Indeed, the contacts he made served him well and enabled him to diversify his talents and his opportunities. (He cites his friend, producer and songwriter Gordon Kennedy in particular as the individual who helped introduce him to Peter Frampton and some of the others he’s played with.)
“I’ve always been fascinated by all aspects of the music business,” Salaway said. “I wanted to learn drums, I wanted to learn guitar, I wanted to learn bass, to play keys. I’ve always had a desire to learn it all and I’m so grateful for the work.”
Over the years, Salaway’s reputation has continued to grow. His 2013 album “The Song in the Air” won an impressive number of kudos, including being named by several sources as the best independent pop/rock release of the year.
These days, he divides his time between booking bands at a Murfreesboro venue called Hop Springs, producing other artists and playing his own shows, both solo and with his band, John Salaway and the Stones River Saints. When he’s not on the road, he performs weekly at B.B. King’s Blues Club in Nashville where he opens for King’s former backing band. He’s also composed several songs for film and television and racked up various endorsement deals from leading musical instrument manufacturers.
His upcoming album, “Americana Dreams,” is due for release at the end of October and was slated to be produced by Beatles engineer Geoff Emerick. Sadly, Emerick passed away two months before the sessions were slated to start, so Salaway ended up producing it himself at home. He describes the album as his love letter of sorts to those artists that typified the early Americana trajectory — Bob Dylan; Crosby, Stills and Nash; and Tom Petty, chief among them. The album will be preceded by its first single, a song titled “A Little Bit Broken.”

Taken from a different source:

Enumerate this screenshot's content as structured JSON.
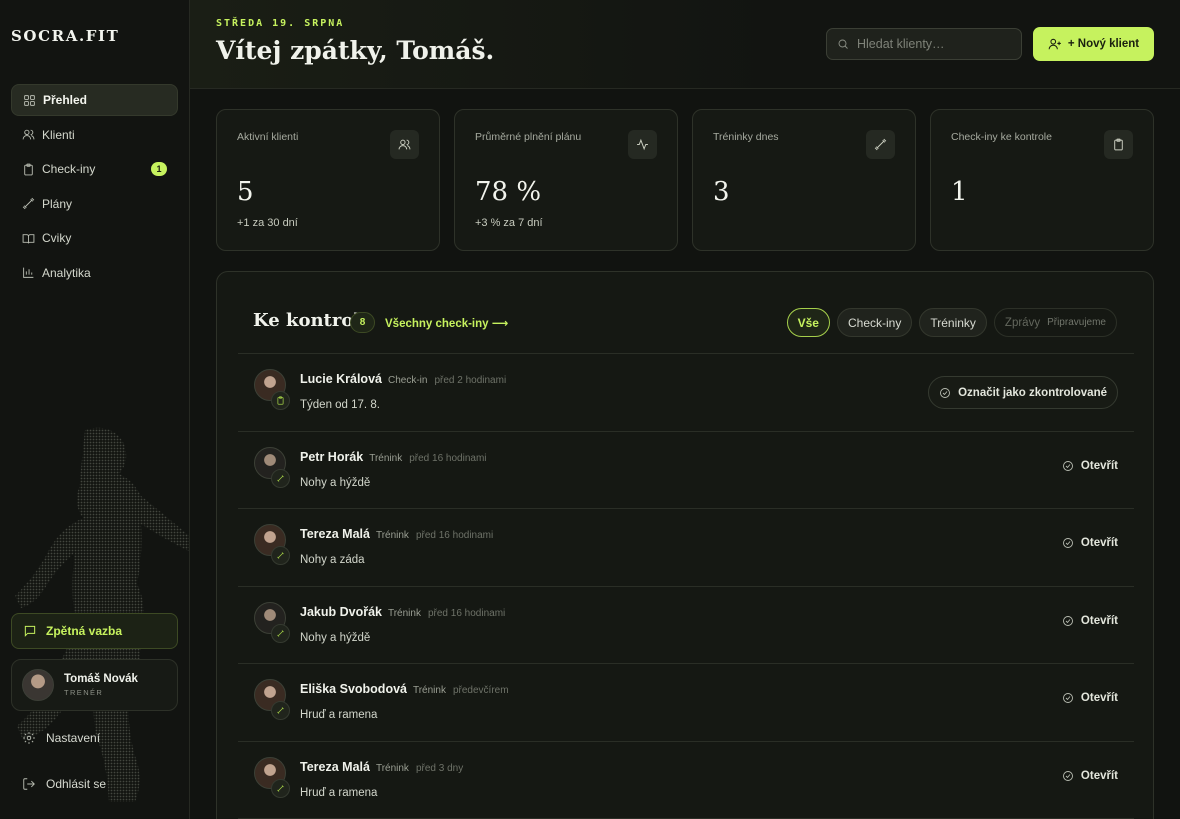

“It’s been an essential part of my sound for years,” he said of the Americana influence. “My other albums deviated from that a little bit, but this brings me back to my roots. There are a lot of bluesy things on there, but it also shows off my versatility and a style which spans blues, pop and Americana.”
His upcoming gig at The Open Chord in West Knoxville for the Smoky Mountain Blues Society will, naturally enough, emphasize his bluesier basics.
“It’s music that comes from the soul,” he said of the genre. “It’s relevant to everyone, no matter whether they’re feeling up or feeling down or feeling somewhere in between. It’s literally the roots of all forms of American music. It’s all connected.”
Still, Salaway said he’s not afraid to stretch the parameters. His one-man show finds him recording himself live during the performance and then integrating them into his delivery by building up layers as he goes along. His set will consist of covers as well as originals including at least a couple of songs from his upcoming album.
“I love all kinds of music,” he said. “It all speaks to me in different ways.”